Steve Jobs

Steve Jobs was born in San Francisco, but raised in Mountain View, Santa Clara by his adoptive parents, Paul and Clara Jobs. He attended Reed College in Oregon but was to drop out after the first semester, returning home to attend the Homebrew Computer Club with friend , Steve Wozniak, who he met working summer employment at Hewlett-Packard, and working as a technician at Atari, a video game producer.

When Jobs was twenty-one he and Wozniak marketed a computer Wozniak had designed for his personal use. With the intent to only sell printed circuit boards, they ended their season with a lot of completed computers, selling them for just over $650.00. The Apple II sold the following year, then the Apple III was introduced in 1980, the same year Apple Computers became incorporated. The company later produced the Macintosh, the world’s first successful GUI (Graphical user interface) consumer computer. In three years, Jobs saw a 700% growth in his company. However, IBM was becoming a glaring advocate, having developed their own personal computer.

Jobs was able to hire John Scully from Pepsi-Cola to assist the company saying by coming to Apple he can change the world. Though Apple saw unprecedented success with the Macintosh, selling over 400,000 in the first year, Jobs left Apple having been demoted for his underdog business tactics by Wozniak and another corporate partner to open his own company: NeXR, that would produce educational programming. Jobs was to recieve the “1989 Software Publishers Association’s Lifetime Achievement Award” for his company’s final product, though it wasn’t successful in sales. His new company however was to harbor in the invention of the World Wide Web, having Tim Berners-Lee develop it on a NeXR server.

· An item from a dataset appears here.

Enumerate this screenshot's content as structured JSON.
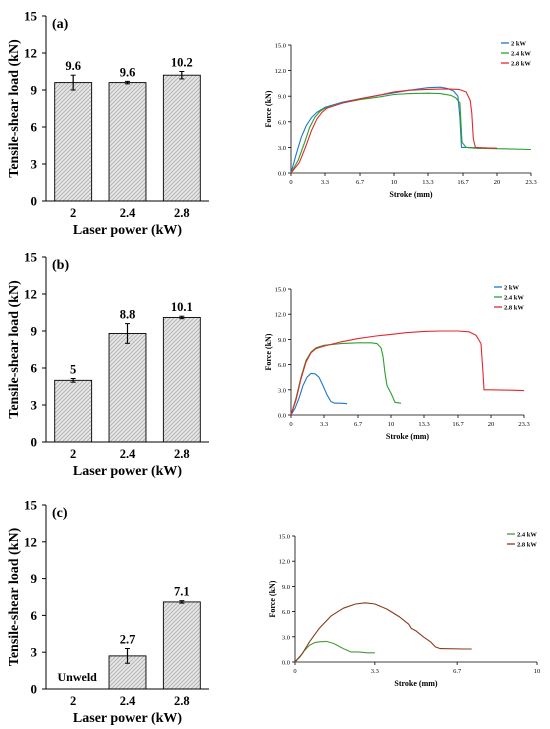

It was in the mid 1990’s that Apple’s focus of ancient software and some internal problems almost bankrupted the company. With an annual salary of $1.00 a year, Jobs was invited back to Apple and with his interests in Unix operation systems, Jobs was to rescue the handicapped company.
His influence in Apple remains rigorous and punctual. The term “getting Steved” refers to Job’s, rare but terrorizing, sacking of employees. To this day, Apple continues to grow, reaching to new venues owning the majority of today’s portable MP3 player market with the iPod, which was quick to become a cultural icon.

Jobs and Chris-Ann Brennan, with whom he never married, had a girl: Lisa Brennan-Jobs. Jobs married Laurene Powell in 1991 and had an additional two children.